Well, for one thing, we all have more in common with Michael then you might think (or more than we want to believe). The typical schtick on Michael Jackson is that he was strange, bizarre, weird, waco, sicko. The truth is Michael was normal. When I say normal, I don't mean that he was a typical guy, or an average Joe. I mean he was, in a sense, everyman. 

During the Middle Ages a new genre of allegorical literature emerged called the morality play. The most famous of these was Everyman. The title of the play is based on the leading character Everyman who personifies each person's journey from birth to death encouraging a moral way of life. 

In this sense, Michael Jackson is everyman. Hence our fascination with his life and death. In a rather perverse way he represents all of us. 

He wore a mask. That is, he hid his true identity. Whether this was from self-love or self-loathing doesn't really matter. We wear masks too. We all have secret lives we are trying to hide from everyone else. We all want makeovers. There is something in us that doesn't like the way God made us. 

He anathematized himself. Michael was obviously a man in pain. He was hurting deeply. In order to cope he not only took drugs, he took anesthesia (a word by the way that means without sensation). To be sure, most of us don't take such drastic measures, but we all try and dull the pain. Perhaps I don't use anesthesia, but I do use distractions. Indeed, as a culture we have overdosed on distractions. It's as if the pain of life is too great so we anathematize ourselves with distractions.
 
He lived in a make-believe world. Michael lived in the now infamous Neverland--an amusement park/ranch of sorts. He seemed stuck in childhood, and he created a make-believe world in which to live. The message seems to be that Michael couldn't cope with the real world. So he built a world of his own to which he could escape. Again, we are not all that different. We have built our own little worlds too. Perhaps they are not as extravagant as Neverland, but they are every bit as fictional and utopian. 

He practiced religious multiple choice. It is almost comic to hear people talk about Michael's religious views. He has at one time or another been a Jehovah's Witness, Muslim, Christian, and Jew. Like so many others in our time Michael's approach to spiritual things was a religious smorgasbord. It was religion by multiple choice. It too is the American way. 

In all of these ways, Michael Jackson is not as strange as he first seems. We are more like him than we may want to believe. He is Everyman, and that's why everyone is so fascinated by his life and death--even those of us who tried to get away from it all yesterday.

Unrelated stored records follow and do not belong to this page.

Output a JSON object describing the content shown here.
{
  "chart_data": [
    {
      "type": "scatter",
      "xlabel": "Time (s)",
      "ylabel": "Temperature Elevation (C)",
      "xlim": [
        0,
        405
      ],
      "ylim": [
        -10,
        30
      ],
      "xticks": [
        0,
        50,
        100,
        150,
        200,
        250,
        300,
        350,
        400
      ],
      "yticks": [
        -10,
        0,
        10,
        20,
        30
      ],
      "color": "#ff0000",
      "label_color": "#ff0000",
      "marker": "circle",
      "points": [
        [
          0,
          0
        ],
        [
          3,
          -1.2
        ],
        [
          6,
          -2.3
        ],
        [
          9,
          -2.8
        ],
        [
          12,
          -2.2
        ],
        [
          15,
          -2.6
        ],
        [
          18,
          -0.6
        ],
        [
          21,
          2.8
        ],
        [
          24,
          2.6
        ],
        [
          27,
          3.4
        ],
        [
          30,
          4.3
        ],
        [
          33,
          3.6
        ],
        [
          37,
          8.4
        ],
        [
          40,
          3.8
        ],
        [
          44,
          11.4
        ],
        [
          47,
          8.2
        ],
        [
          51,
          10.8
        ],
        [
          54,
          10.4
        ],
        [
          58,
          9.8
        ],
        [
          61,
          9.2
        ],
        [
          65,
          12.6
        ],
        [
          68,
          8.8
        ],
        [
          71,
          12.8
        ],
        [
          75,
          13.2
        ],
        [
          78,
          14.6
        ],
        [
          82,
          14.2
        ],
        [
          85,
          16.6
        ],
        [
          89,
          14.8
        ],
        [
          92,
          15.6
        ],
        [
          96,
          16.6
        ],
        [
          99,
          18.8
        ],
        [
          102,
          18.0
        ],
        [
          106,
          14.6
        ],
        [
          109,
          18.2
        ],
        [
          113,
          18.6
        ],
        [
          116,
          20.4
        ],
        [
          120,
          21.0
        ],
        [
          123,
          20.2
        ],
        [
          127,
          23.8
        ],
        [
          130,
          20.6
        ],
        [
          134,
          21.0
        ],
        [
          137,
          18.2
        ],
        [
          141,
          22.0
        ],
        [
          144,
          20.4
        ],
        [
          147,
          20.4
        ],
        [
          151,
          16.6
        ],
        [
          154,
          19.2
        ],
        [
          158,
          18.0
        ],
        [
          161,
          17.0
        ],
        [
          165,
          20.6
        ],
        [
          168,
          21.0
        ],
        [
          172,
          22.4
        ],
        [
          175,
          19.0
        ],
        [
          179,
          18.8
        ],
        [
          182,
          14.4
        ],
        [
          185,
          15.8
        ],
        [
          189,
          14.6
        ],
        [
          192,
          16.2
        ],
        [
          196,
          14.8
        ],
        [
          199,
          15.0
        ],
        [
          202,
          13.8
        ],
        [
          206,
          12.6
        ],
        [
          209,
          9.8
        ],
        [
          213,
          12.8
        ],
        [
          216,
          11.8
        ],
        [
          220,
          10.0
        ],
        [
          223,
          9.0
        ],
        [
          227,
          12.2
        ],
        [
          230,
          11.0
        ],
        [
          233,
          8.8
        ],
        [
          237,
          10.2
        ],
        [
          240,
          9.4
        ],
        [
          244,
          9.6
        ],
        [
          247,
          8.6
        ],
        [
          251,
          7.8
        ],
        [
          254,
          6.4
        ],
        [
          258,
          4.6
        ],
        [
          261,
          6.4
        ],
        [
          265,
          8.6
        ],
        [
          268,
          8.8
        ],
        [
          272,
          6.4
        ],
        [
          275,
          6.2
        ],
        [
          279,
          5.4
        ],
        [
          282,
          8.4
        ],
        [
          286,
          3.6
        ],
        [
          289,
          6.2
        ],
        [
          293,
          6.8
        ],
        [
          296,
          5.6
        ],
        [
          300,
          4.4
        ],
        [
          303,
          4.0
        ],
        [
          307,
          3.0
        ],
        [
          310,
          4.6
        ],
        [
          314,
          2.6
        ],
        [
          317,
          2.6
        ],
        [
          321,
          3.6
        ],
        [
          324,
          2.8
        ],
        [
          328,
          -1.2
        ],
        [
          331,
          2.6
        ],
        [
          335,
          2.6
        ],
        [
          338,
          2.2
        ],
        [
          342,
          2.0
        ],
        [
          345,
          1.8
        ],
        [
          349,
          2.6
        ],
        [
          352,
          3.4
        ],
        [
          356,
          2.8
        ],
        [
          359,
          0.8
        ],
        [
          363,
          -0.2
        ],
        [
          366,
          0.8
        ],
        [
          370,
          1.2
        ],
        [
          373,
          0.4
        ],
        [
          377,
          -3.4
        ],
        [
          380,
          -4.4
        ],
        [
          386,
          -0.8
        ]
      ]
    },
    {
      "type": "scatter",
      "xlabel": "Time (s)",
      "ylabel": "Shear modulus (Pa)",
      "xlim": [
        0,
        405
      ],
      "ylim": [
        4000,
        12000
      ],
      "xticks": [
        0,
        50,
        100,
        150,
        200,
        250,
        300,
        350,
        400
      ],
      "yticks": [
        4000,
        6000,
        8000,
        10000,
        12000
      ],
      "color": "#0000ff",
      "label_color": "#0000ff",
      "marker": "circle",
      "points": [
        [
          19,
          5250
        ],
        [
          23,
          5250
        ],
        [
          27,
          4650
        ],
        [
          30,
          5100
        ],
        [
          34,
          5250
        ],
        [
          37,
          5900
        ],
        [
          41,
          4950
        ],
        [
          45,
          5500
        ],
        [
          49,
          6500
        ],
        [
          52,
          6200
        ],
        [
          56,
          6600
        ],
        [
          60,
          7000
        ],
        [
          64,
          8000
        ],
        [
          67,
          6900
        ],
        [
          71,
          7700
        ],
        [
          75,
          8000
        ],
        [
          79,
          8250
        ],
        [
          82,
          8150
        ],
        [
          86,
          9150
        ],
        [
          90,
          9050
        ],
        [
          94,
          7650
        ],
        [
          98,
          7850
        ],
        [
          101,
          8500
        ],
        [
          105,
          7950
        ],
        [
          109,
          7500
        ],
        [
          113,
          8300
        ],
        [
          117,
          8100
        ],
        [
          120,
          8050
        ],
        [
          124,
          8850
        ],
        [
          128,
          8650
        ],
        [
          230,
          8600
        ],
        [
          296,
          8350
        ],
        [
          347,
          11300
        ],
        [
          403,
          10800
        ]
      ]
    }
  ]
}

However, no matter how much we want to get away from it all, we can't escape the reality that we have more in common with Michael Jackson than we do with Jesus (the ultimate Everyman).

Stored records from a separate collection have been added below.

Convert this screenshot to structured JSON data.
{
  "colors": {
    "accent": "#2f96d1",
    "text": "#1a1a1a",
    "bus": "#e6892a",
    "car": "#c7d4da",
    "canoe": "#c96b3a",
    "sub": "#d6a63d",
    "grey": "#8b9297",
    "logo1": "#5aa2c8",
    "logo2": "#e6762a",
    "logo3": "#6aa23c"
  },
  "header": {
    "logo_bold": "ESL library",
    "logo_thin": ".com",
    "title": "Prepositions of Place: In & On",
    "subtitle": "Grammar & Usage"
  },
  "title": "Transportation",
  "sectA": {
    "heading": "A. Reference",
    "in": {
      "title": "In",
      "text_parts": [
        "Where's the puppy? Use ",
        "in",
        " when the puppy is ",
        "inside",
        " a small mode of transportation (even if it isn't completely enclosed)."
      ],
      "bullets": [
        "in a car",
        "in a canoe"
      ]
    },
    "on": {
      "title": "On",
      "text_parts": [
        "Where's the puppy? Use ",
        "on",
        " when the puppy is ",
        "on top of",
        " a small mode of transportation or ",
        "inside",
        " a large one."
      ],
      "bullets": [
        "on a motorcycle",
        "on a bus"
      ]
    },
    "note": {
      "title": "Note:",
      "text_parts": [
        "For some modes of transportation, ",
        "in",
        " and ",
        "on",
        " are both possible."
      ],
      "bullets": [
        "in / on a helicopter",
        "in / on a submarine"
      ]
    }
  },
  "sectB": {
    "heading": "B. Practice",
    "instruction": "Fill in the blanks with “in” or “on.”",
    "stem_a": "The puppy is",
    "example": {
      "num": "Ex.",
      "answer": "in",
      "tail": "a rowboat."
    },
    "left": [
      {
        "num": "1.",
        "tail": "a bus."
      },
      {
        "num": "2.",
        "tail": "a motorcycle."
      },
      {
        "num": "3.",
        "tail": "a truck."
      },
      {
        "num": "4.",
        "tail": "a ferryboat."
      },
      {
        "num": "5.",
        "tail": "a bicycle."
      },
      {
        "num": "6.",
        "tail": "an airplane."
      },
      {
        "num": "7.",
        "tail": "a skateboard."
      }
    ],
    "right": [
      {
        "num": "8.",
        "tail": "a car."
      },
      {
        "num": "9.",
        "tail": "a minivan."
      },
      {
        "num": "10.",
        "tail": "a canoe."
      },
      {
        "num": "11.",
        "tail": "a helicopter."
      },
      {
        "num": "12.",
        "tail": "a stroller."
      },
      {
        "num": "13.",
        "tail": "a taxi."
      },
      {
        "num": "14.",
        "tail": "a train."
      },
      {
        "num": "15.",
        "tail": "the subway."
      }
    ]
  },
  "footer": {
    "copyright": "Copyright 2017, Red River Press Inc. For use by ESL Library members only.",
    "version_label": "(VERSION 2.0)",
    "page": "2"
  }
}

Jesus wore no mask. He unveiled the true identity of God. He showed us the truth about God, ourselves, and our world. And he told us the truth about salvation.

Jesus didn't anathematize himself. He who was without sin took all our sin and misery upon himself being subjected to great physical and psychological suffering. He endured the Father's wrath, anger, judgment, and justice which was poured out upon him on our behalf while he hung on the cross.  

Jesus didn't live in a make-believe world. He was a real person in the real world. Heaven is no fairly tale or utopian fantasy. It is the real world. 

Jesus didn't practice religious multiple choice. He showed us that there was only one way to the Father, namely, through him.

It's a scary thought, that we might actually have more in common with Michael Jackson than we do with Jesus. But what else could explain the trajectory of our culture, the impotence of the church, and our fascination with ourselves vicariously through celebrities like Jackson?